Пу И прекрасно изучил свою хозяйку и теперь был просто уверен, что Лола заботится исключительно о своем новом светлом пальто. И впрямь Лоле вовсе не улыбалось вытаскивать своего питомца из лужи, обтирать ему лапы и вообще возиться со своим сокровищем здесь, в театре. При виде закрытых по дневному времени парадных дверей, при виде многочисленных ярких афиш и фотографий из спектаклей Лолу охватили ностальгические чувства.
Как счастлива она была когда-то на театральных подмостках! Как тепло принимала ее публика! Как много хорошего писали о ней в газетах, и даже сам широко известный театральный критик Пеликанский назвал ее как-то вновь явившимися миру Сарой Бернар, Сарой Сиддонс и Верой Комиссаржевской в одном лице!
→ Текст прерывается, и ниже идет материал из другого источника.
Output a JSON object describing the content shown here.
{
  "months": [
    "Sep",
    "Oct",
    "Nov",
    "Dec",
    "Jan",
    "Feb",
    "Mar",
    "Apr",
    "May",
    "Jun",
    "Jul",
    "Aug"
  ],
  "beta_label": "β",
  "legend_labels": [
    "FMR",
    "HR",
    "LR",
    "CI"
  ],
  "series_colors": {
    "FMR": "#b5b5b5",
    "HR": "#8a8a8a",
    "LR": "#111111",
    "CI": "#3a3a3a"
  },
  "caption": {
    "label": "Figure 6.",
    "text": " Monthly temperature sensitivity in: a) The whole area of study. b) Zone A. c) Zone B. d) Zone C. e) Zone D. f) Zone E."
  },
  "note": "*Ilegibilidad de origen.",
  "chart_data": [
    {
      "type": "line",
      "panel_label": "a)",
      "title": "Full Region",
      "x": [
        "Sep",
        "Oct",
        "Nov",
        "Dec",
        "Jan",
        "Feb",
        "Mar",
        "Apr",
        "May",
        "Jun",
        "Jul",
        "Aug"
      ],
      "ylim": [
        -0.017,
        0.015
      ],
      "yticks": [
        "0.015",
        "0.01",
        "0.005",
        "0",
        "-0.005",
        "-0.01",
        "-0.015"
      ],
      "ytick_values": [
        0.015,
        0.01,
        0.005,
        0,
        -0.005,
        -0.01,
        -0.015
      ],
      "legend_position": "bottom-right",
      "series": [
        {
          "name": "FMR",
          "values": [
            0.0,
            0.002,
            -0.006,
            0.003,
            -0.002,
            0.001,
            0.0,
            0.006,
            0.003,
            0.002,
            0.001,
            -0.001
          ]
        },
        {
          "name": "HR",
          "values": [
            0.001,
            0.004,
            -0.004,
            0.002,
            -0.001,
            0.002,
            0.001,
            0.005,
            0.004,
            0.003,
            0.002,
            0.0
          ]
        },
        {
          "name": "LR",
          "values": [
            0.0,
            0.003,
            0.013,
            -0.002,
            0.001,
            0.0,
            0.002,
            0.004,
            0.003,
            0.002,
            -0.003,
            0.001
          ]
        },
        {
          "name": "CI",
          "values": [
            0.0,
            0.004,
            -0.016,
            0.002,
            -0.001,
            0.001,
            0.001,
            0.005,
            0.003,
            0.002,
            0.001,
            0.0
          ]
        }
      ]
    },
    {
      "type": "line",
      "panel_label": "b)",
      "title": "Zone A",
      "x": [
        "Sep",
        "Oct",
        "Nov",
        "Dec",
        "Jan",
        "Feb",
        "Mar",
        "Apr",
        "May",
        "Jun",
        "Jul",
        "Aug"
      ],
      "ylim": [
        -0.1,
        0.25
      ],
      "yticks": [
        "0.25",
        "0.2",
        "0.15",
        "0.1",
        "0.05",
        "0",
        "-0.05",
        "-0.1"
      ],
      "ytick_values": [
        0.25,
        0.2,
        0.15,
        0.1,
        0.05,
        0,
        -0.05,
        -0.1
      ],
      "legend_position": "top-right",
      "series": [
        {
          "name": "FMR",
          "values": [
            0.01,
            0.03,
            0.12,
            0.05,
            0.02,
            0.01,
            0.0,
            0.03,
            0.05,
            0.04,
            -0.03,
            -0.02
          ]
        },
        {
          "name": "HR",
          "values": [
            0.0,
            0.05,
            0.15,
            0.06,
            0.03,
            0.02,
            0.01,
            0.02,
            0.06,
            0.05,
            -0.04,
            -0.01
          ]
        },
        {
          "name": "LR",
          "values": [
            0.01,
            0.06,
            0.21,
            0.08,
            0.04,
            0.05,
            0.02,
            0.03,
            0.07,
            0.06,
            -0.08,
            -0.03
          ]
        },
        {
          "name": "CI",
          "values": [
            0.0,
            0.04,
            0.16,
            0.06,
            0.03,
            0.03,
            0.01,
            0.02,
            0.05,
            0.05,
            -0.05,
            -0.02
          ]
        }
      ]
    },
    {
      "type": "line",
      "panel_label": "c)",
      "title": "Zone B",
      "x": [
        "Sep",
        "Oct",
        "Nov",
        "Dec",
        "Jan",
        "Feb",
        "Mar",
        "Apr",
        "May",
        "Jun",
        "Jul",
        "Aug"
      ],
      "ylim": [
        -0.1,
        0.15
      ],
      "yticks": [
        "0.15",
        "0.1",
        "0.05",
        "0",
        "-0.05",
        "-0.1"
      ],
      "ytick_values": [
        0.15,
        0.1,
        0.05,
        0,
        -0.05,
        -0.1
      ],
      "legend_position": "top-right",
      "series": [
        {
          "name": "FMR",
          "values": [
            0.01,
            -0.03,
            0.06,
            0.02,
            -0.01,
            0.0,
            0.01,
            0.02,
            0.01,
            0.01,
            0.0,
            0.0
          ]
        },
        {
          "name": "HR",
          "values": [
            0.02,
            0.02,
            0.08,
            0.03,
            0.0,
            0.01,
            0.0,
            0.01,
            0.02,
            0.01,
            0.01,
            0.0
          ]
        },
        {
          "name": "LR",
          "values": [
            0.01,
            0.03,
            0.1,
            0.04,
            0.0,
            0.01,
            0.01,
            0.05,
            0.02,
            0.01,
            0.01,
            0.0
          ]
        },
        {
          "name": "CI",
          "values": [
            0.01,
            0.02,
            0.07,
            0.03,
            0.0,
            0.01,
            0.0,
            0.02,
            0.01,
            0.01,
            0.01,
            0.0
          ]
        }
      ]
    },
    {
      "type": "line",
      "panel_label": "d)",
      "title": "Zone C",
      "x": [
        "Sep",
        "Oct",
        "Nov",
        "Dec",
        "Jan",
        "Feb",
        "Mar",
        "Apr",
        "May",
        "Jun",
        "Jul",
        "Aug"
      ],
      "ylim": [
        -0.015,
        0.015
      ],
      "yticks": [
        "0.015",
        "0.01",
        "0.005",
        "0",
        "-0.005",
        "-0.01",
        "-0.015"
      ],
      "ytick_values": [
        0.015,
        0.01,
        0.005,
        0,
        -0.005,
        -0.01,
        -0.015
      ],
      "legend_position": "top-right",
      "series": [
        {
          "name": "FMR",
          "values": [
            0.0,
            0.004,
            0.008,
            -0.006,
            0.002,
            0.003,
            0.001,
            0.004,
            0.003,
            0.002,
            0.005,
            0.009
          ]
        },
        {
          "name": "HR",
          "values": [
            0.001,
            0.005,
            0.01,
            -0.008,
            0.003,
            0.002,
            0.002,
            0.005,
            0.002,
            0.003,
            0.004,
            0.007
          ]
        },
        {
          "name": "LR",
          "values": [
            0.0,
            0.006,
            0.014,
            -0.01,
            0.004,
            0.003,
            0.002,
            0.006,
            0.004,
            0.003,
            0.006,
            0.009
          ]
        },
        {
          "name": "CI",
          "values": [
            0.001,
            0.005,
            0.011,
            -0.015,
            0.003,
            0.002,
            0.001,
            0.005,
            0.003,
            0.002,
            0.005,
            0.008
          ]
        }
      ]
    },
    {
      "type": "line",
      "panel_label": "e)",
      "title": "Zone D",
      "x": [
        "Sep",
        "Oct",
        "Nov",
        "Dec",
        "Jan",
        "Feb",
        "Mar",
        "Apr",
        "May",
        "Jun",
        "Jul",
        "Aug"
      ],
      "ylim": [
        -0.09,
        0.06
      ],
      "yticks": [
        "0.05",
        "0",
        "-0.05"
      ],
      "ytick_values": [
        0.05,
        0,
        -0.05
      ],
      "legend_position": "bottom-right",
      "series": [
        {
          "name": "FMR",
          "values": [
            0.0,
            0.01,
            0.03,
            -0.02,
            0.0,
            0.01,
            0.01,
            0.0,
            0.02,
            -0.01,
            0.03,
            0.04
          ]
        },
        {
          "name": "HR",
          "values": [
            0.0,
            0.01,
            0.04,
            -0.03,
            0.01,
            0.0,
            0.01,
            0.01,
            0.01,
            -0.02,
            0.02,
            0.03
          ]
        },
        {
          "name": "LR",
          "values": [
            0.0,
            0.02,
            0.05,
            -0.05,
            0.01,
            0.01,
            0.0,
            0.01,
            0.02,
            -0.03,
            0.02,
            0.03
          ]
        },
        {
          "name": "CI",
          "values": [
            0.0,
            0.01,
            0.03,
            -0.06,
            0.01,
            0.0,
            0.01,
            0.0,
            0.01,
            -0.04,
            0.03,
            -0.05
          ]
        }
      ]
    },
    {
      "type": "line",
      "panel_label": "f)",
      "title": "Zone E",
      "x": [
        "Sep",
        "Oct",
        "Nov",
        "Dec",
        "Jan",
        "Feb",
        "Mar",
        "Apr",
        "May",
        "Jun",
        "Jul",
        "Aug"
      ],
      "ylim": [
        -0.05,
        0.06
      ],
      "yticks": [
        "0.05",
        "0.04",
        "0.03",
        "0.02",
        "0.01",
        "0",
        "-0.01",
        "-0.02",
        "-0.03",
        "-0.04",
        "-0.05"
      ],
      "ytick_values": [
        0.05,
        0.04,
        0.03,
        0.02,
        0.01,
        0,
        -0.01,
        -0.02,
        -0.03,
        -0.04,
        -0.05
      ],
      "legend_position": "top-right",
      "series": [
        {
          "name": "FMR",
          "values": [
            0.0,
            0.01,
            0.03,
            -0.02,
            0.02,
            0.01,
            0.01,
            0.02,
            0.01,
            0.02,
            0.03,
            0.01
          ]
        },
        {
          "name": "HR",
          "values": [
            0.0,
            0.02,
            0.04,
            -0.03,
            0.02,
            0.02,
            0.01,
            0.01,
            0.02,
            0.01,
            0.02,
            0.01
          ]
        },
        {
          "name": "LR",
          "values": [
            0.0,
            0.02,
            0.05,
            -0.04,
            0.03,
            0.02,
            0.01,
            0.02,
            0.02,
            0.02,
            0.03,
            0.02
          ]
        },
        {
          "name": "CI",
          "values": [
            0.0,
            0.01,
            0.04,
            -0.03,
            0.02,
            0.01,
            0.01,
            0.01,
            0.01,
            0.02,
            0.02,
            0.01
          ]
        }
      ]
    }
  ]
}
Какие огромные букеты роз присылали ей поклонники! Как ценили ее режиссеры, как уговаривали принять участие в их постановках!
Она все бросила – и ради чего? Вернее – ради кого? Ради этого типа, который заставляет ее заниматься непосильным домашним трудом, совершенно не ценит ее талантов, насмехается над ее любовью к Пу И и все время требует еды!
Странно, что во время этого страстного внутреннего монолога Лолин компаньон на другом конце города не почувствовал желания икнуть. Но если бы она высказала все, что накопилось у нее в душе, Маркизу в лицо, он не преминул бы кротко заметить, что публика, возможно, принимала ее неплохо, но самой публики было не так уж много, потому что играла Лола преимущественно в маленьких заштатных театриках, где зрительный зал мест на восемьдесят, а то и меньше. И что в газетах о ней, конечно, писали, но это тоже были крошечные заметочки в мелких незначительных газетенках. И всего один раз замусоленная, отвратительно пахнущая дешевым табаком тетка с радио брала интервью лично у нее, Лолы. И интервью это промелькнуло в какой-то передаче только через два месяца, и то больше половины вырезали.